To start with, no I don't think that "Smart TVs" will be the future of computer games. All-in-one PCs have been available for a very long time and Laptop computers are essentially the same thing in a portable configuration. The screen-that-also-has-an-os model has been available for too long to call it the future of anything. I could, perhaps, imagine that Sony or Microsoft will build a screen into future units. There's no point in speculating if Nintendo will do that because, obviously, they already have. Reading your post though, it sounds like you have other concerns.
Perhaps this should be addressed by someone older and more knowledgeable than me but I've felt this was inevitable for a very long time. The primary benefit of video game consoles over general purpose computers in the 80s and 90s was their use of specialized hardware. The software industry, in general, was also smaller and less concerned with application portability. As a result, it made a lot of sense to have a special Nintendo specific console with games made, principally, in a Nintendo hardware specific way. Even by the early 2000s though, the benefits of specialized hardware were becoming less clear cut. The market was also larger and application portability was becoming a more important focus for commercial games. I was told, sometime around 2006 or 2007, by an employee of Telltale that it was simply impossible for a system exclusive game to make money. They're defunct so make of it what you will. Today, I think, it's increasingly clear that specially designed hardware for games is no longer particularly compelling. Microsoft's success has, somewhat, proven that out I think. Basically, I think that specialized game consoles are on the way out, if they aren't already dead, but consoles as a product probably aren't.

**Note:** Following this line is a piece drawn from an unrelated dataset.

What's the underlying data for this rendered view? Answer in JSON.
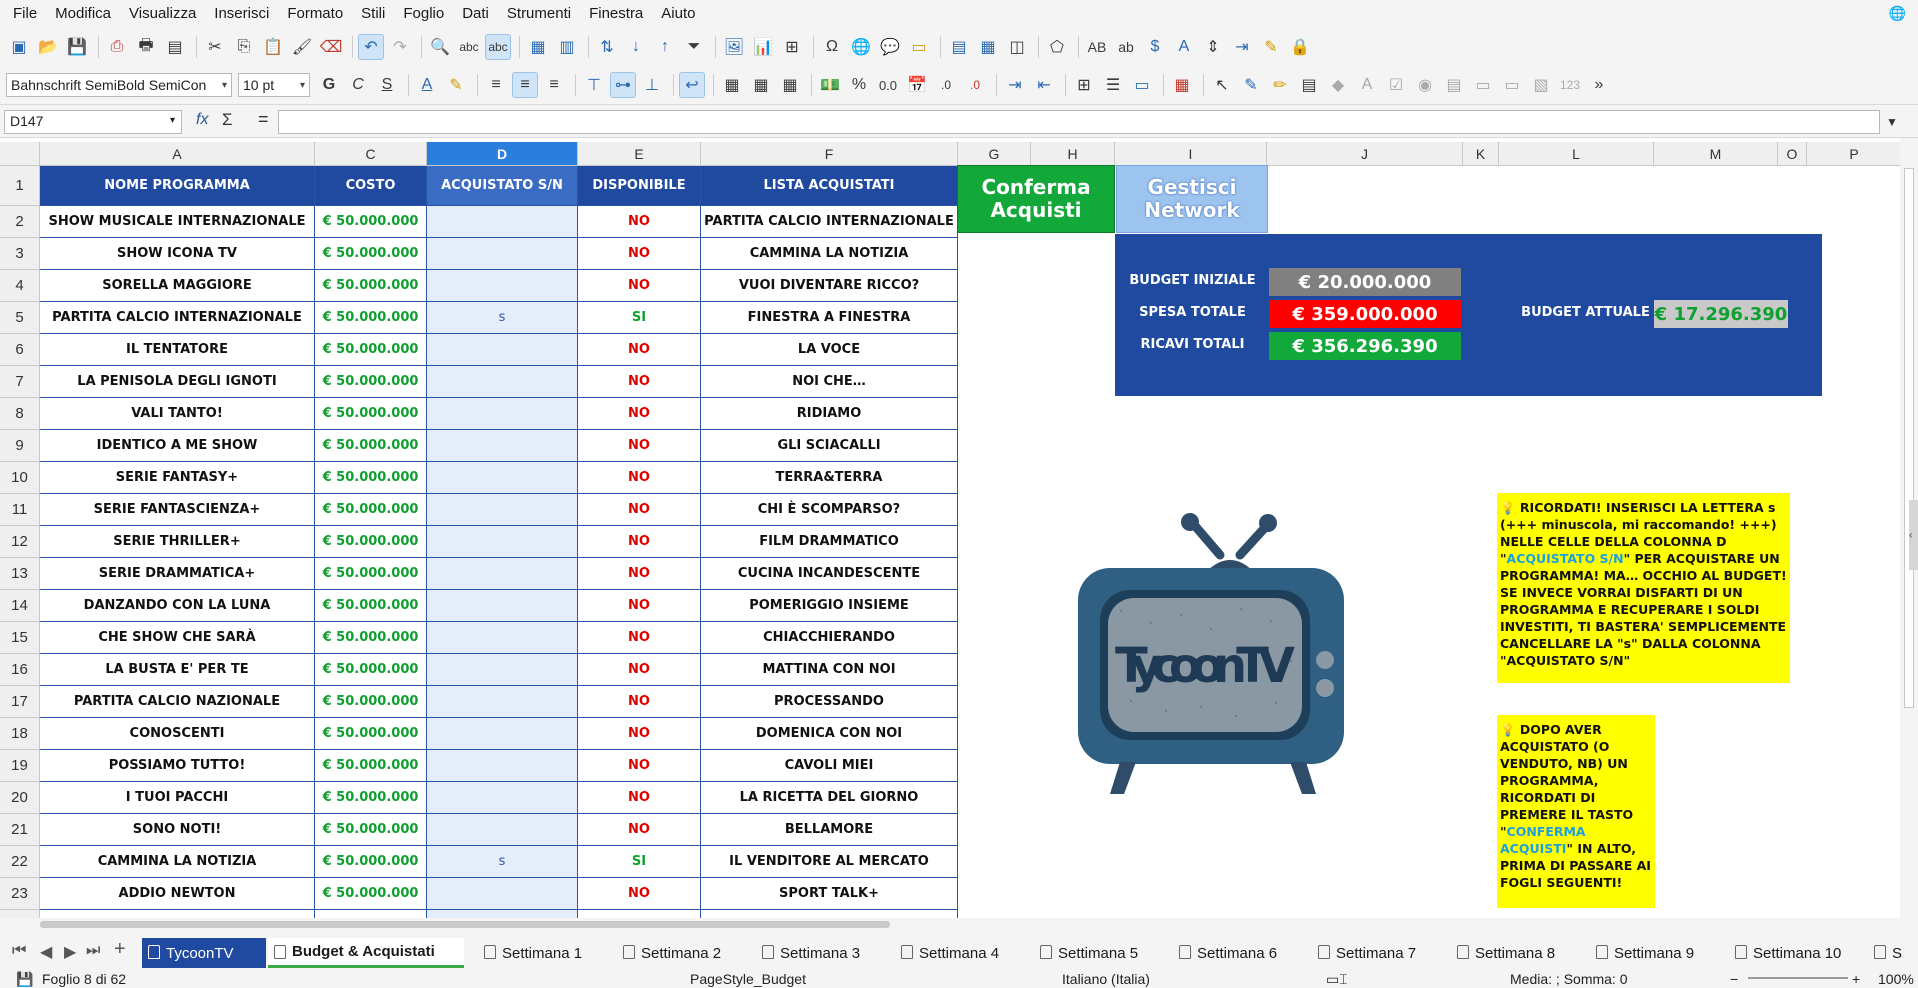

Well, I suppose this could happen but I think there are many reasons why "cloud gaming" is less than desirable. As long as the vast majority of games are not designed with the remote processing model in mind then I think it will have limited success. Also, I think, if this was a great model people would already be doing it with X11.
I think the main issues with this would be price and form factor. With some notable exceptions (i.e., the Nintendo Wii) video game consoles are sold at a subsidized price. The basic idea is that a hardware manufacturer will recoup the cost of the subsidy somewhere else. Maybe it's through Visual Studio licenses, maybe it's through selling an expensive developer kit, maybe it's through a sort of Nintendo Seal of Approval but at the end of the day it has to come from somewhere. I don't think it's reasonable to, for example, subsidize the additional cost of the monitor away. The types of computers that do get bundled in with "Smart TVs" are generally not going to run the kinds of games that the market is really interested in. These machines have the additional advantage of being much smaller and lighter than, let's say, a Sony Playstation. There are probably other issues too. The serviceability of the All-in-one comes to mind.

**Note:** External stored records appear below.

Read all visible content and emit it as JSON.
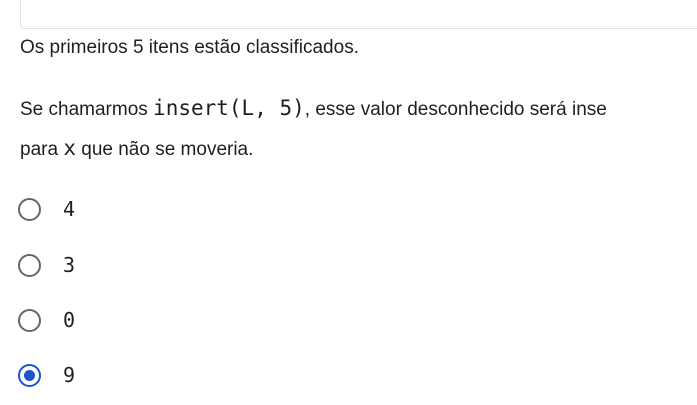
{
  "intro": {
    "sorted_note": "Os primeiros 5 itens estão classificados."
  },
  "question": {
    "prefix": "Se chamarmos ",
    "call": "insert(L, 5)",
    "suffix": ", esse valor desconhecido será inse",
    "line2_prefix": "para ",
    "var": "x",
    "line2_suffix": " que não se moveria."
  },
  "options": [
    {
      "label": "4",
      "selected": false
    },
    {
      "label": "3",
      "selected": false
    },
    {
      "label": "0",
      "selected": false
    },
    {
      "label": "9",
      "selected": true
    }
  ],
  "colors": {
    "accent": "#1a56c9",
    "radio_border": "#666666",
    "text": "#1f1f1f"
  }
}
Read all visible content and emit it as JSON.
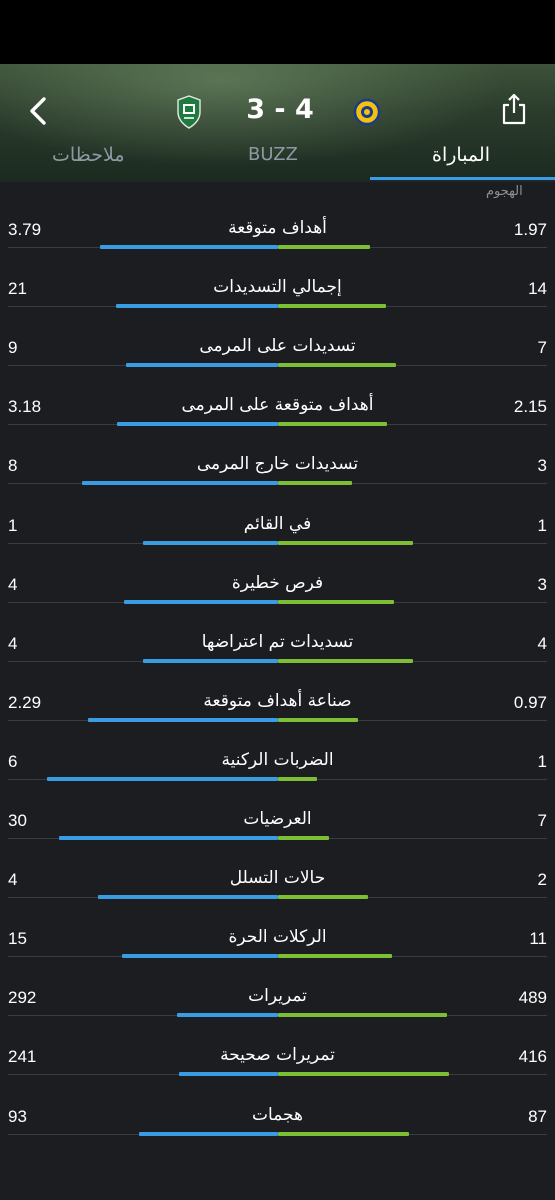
{
  "header": {
    "score": "3 - 4",
    "tabs": {
      "notes": "ملاحظات",
      "buzz": "BUZZ",
      "match": "المباراة"
    },
    "home_logo": "al-ahli-crest-icon",
    "away_logo": "al-nassr-crest-icon"
  },
  "section_title": "الهجوم",
  "colors": {
    "left_team": "#3a9de3",
    "right_team": "#7cbf35",
    "background": "#1c1d21"
  },
  "stats": [
    {
      "label": "أهداف متوقعة",
      "left": "3.79",
      "right": "1.97"
    },
    {
      "label": "إجمالي التسديدات",
      "left": "21",
      "right": "14"
    },
    {
      "label": "تسديدات على المرمى",
      "left": "9",
      "right": "7"
    },
    {
      "label": "أهداف متوقعة على المرمى",
      "left": "3.18",
      "right": "2.15"
    },
    {
      "label": "تسديدات خارج المرمى",
      "left": "8",
      "right": "3"
    },
    {
      "label": "في القائم",
      "left": "1",
      "right": "1"
    },
    {
      "label": "فرص خطيرة",
      "left": "4",
      "right": "3"
    },
    {
      "label": "تسديدات تم اعتراضها",
      "left": "4",
      "right": "4"
    },
    {
      "label": "صناعة أهداف متوقعة",
      "left": "2.29",
      "right": "0.97"
    },
    {
      "label": "الضربات الركنية",
      "left": "6",
      "right": "1"
    },
    {
      "label": "العرضيات",
      "left": "30",
      "right": "7"
    },
    {
      "label": "حالات التسلل",
      "left": "4",
      "right": "2"
    },
    {
      "label": "الركلات الحرة",
      "left": "15",
      "right": "11"
    },
    {
      "label": "تمريرات",
      "left": "292",
      "right": "489"
    },
    {
      "label": "تمريرات صحيحة",
      "left": "241",
      "right": "416"
    },
    {
      "label": "هجمات",
      "left": "93",
      "right": "87"
    }
  ]
}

I don't see why it would sadden you that games aren't released on disks. Disks suck. They get scratched, they get greasy, they rot, and, if you're me, your little brother can put them in front of a radiator and let the heat warp the plastic. No one is lamenting the end of blowing on cartridges or punching in source code from a magazine line-by-line either. There's certainly something to be said for publishing media on some kind of durable ROM device but disks suck for this. They simply suck less than a number of other options and are pretty cheap to make. Either way, I don't think it follows that everything in the future will be a subscription service. That level of nickel-and-dime rent seeking is untenable. Regardless, you never really owned any of the games you bought. Unless you were buying SuperTuxKart all of those games came with a nice shrink wrap agreement saying exactly how you could use it and transfer it.
Is there something that you think is special about console hardware or disks? I haven't been a serious console gamer since 2011 and, honestly, I think I'm a lot better off for it. I'm sure I've missed a big title here or there but there are many, many more games I can play on my PC.